Тадзимас | страница 8



Тот самый – может быть, вспомните нашу классику в дни попсы и халтуры повальной? – пушкинский.

«Свободы сеятель пустынный, я вышел рано, до звезды».

И не только – замечу – пушкинский.

Он сеятель по предназначению, он был, безусловно, призван.

Семена оказались отборными. Да и брошены были они, как теперь представляется, вовремя и в подходящую почву.

Всходы были всем хороши и стремительно шли в рост.

Вот только весь урожай собирали уже не мы, а возникшие ниоткуда, непонятные нам другие.

Да и таким ли все-таки на поверку он оказался, этот редкостный урожай, как того мы когда-то желали?

Так ли, как полагалось, по совести ли, по-людски ли с ним обошлись?

Но кого и зачем теперь, погрустив о былом, винить, на кровавой меже междувременья, посреди разрухи и смуты?

Слово, ставшее кругом ведения.

Ах, какие дивные «веды», какие поистине редкостные, мозговитые, самовитые, высоколобые доки, подлинные знатоки своего нелегкого дела, были когда-то встарь, во времена былинные, лирические, эпические, героические, в самиздате!

Профессора.
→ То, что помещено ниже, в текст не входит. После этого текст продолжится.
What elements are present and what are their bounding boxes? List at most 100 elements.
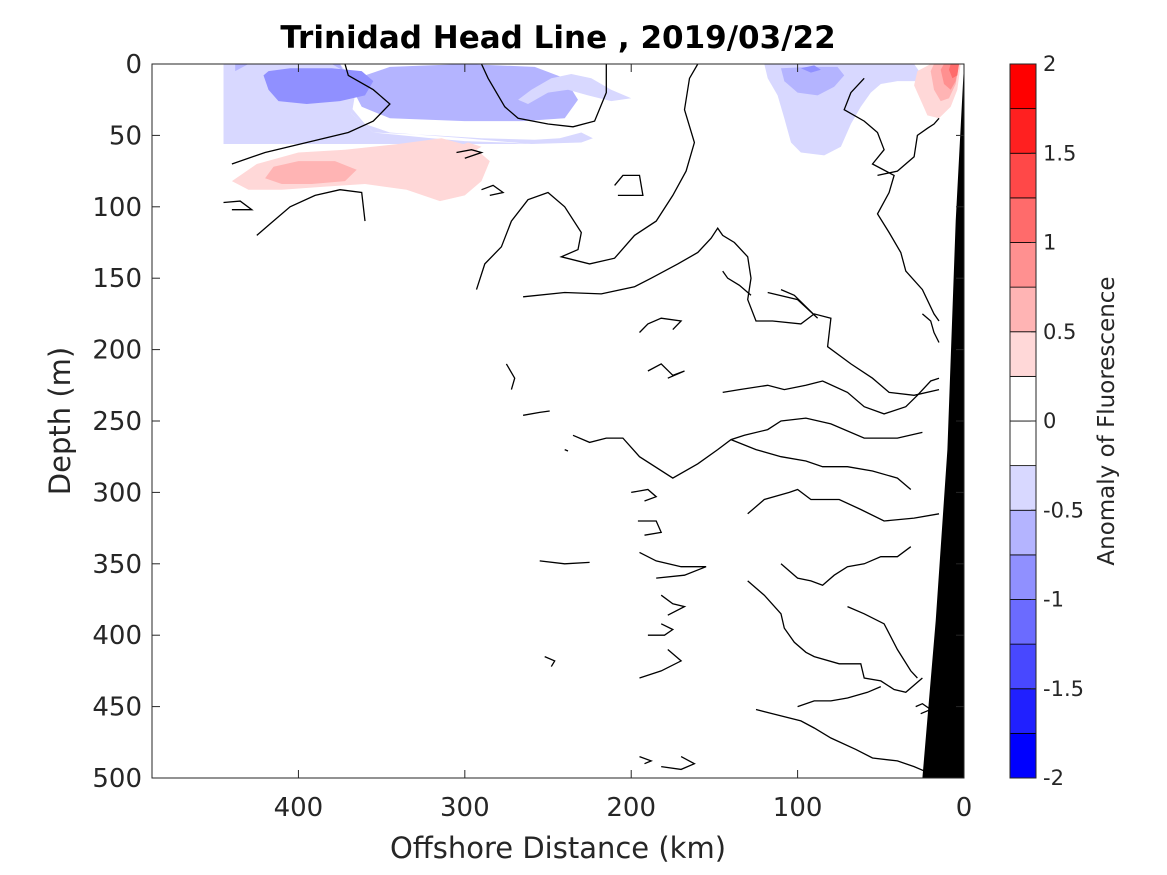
anomaly-patch-negative-3	[263, 68, 374, 104]
zero-contour-line-37	[505, 363, 516, 390]
colorbar-tick-label: 1	[1043, 231, 1056, 255]
y-tick-label: 250	[92, 407, 142, 437]
colorbar-swatch	[1009, 375, 1037, 422]
seafloor-mask	[922, 64, 964, 778]
y-tick-label: 400	[92, 621, 142, 651]
zero-contour-line-31	[564, 449, 569, 452]
colorbar-tick-label: -2	[1043, 766, 1064, 790]
colorbar-swatch	[1009, 331, 1037, 377]
y-tick-label: 300	[92, 478, 142, 508]
anomaly-patches	[223, 64, 961, 202]
x-tick-label: 300	[440, 793, 490, 823]
colorbar-swatch	[1009, 554, 1037, 600]
colorbar-swatch	[1009, 152, 1037, 199]
plot-area: 400 300 200 100 0 0 50 100 150 200 250 300 350 400 45…	[92, 50, 972, 823]
colorbar-swatch	[1009, 420, 1037, 467]
land-mask	[922, 64, 964, 778]
zero-contour-line-36	[921, 313, 940, 343]
zero-contour-line-16	[747, 580, 923, 694]
y-tick-label: 350	[92, 550, 142, 580]
colorbar-tick-label: -0.5	[1043, 498, 1084, 522]
zero-contour-line-26	[647, 623, 675, 636]
chart-title: Trinidad Head Line , 2019/03/22	[280, 20, 835, 56]
colorbar-swatch	[1009, 286, 1037, 333]
zero-contour-line-0	[231, 63, 391, 165]
colorbar: -2 -1.5 -1 -0.5 0 0.5 1 1.5 2 Anomaly of Fluores…	[1009, 52, 1120, 790]
zero-contour-line-4	[481, 184, 505, 197]
colorbar-tick-label: 2	[1043, 52, 1056, 76]
x-tick-label: 0	[956, 793, 973, 823]
zero-contour-line-33	[755, 708, 940, 776]
zero-contour-line-17	[847, 606, 918, 679]
anomaly-patch-positive-9	[265, 161, 357, 184]
zero-contour-line-34	[797, 686, 882, 708]
zero-contour-line-38	[639, 755, 653, 765]
y-axis-ticks: 0 50 100 150 200 250 300 350 400 450 500	[92, 50, 964, 794]
x-axis-label: Offshore Distance (km)	[390, 831, 726, 865]
colorbar-tick-label: -1	[1043, 588, 1064, 612]
x-tick-label: 200	[606, 793, 656, 823]
y-tick-label: 100	[92, 193, 142, 223]
anomaly-patch-positive-14	[949, 64, 959, 79]
zero-contour-line-6	[475, 63, 699, 290]
zero-contour-line-2	[256, 189, 366, 236]
zero-contour-line-14	[730, 438, 912, 490]
zero-contour-line-3	[456, 149, 484, 159]
zero-contour-line-5	[480, 63, 607, 128]
zero-contour-line-12	[722, 377, 940, 415]
colorbar-swatch	[1009, 465, 1037, 511]
colorbar-swatch	[1009, 732, 1037, 779]
zero-contour-line-27	[639, 649, 683, 679]
zero-contour-line-28	[661, 756, 696, 771]
colorbar-tick-label: 0.5	[1043, 320, 1076, 344]
y-tick-label: 150	[92, 264, 142, 294]
y-axis-label: Depth (m)	[43, 347, 77, 495]
zero-contour-line-10	[843, 77, 940, 322]
colorbar-tick-label: 1.5	[1043, 141, 1076, 165]
zero-contour-line-18	[780, 546, 912, 586]
colorbar-tick-label: -1.5	[1043, 677, 1084, 701]
zero-contour-line-1	[223, 200, 254, 211]
anomaly-patch-negative-7	[800, 65, 821, 73]
zero-contour-line-29	[544, 656, 556, 667]
zero-contour-line-22	[637, 520, 663, 536]
zero-contour-line-15	[747, 488, 940, 522]
zero-contour-line-9	[767, 289, 819, 319]
x-tick-label: 100	[773, 793, 823, 823]
colorbar-swatches	[1009, 63, 1037, 779]
zero-contour-line-19	[639, 317, 683, 333]
zero-contour-line-24	[539, 560, 590, 565]
anomaly-patch-positive-10	[456, 142, 482, 153]
zero-contour-line-35	[722, 270, 752, 296]
zero-contour-line-21	[631, 488, 658, 502]
colorbar-label: Anomaly of Fluorescence	[1094, 276, 1120, 565]
y-tick-label: 450	[92, 693, 142, 723]
anomaly-patch-negative-6	[781, 66, 845, 96]
zero-contour-line-11	[877, 117, 940, 177]
colorbar-swatch	[1009, 509, 1037, 556]
colorbar-swatch	[1009, 63, 1037, 110]
zero-contour-line-7	[614, 174, 644, 197]
colorbar-ticks: -2 -1.5 -1 -0.5 0 0.5 1 1.5 2	[1031, 52, 1084, 790]
anomaly-patch-negative-4	[518, 74, 632, 104]
colorbar-swatch	[1009, 643, 1037, 690]
y-tick-label: 200	[92, 336, 142, 366]
y-tick-label: 500	[92, 764, 142, 794]
zero-contour-line-20	[647, 363, 685, 379]
colorbar-swatch	[1009, 599, 1037, 645]
colorbar-tick-label: 0	[1043, 409, 1056, 433]
anomaly-patch-positive-8	[231, 138, 490, 202]
anomaly-patch-negative-2	[235, 64, 578, 122]
x-axis-ticks: 400 300 200 100 0	[274, 64, 973, 823]
zero-contour-line-32	[915, 702, 933, 715]
zero-contour-line-23	[639, 551, 707, 579]
colorbar-swatch	[1009, 197, 1037, 243]
y-tick-label: 0	[125, 50, 142, 80]
colorbar-swatch	[1009, 108, 1037, 154]
zero-contour-line-8	[523, 227, 940, 396]
colorbar-swatch	[1009, 688, 1037, 734]
zero-contour-line-25	[660, 594, 687, 616]
zero-contour-line-30	[522, 410, 550, 416]
colorbar-swatch	[1009, 242, 1037, 288]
Да что там, не тушуйся, бери повыше, поднимай-ка голову, друг, посмелее, брат, – академики.

Им бы оксфордскую, солидную, чтоб до пят с расправленных плеч благородно струилась, мантию, заместо больничных, дурдомовских, замызганных вдрызг халатов или лагерной, жухлой, заштопанной на глазок, на живую нитку, арестантской, общероссийской, безразмерной, безоговорочной, словно серая мгла, одежонки, что приметой бесчасья слыла и страшила иных, – да куда там!

Ничего, промолчали, стерпели, обошлись без наград и званий.

Им, героям, не до дележки аппетитного пирога.

Они еще и брезгливы.

У них есть давняя, собственная, человеческая, самиздатовская, самовитая, светлая гордость.

Вспомнишь некоторых порой – дух захватывает мгновенно: эх, какого полета птицы!

Суперпрофессионалы. (Это все же с душком иностранщины.) А по-русски – так: мастера.

Киты, на которых если не вся старушка-земля, то уж точно держава держалась.

Асы (русским духом запахло, духом доблестных лет), да и только.

Хорошо, когда дело становится, как в народе считать привыкли, примирившись давно уж с этой общепринятой данностью – надобностью.

Лучше, когда (такое поважнее) необходимостью.

А так – сплошь и рядом, куда ни взгляни, кого ни вспомни сегодня, куда ни шагни в круженье времен, где звук не заглох былого и голос эпохи огнем опален, да все же не сорван, и смысл просветлен всего, что в душе мне сберечь удалось, – нередко у нас и бывало.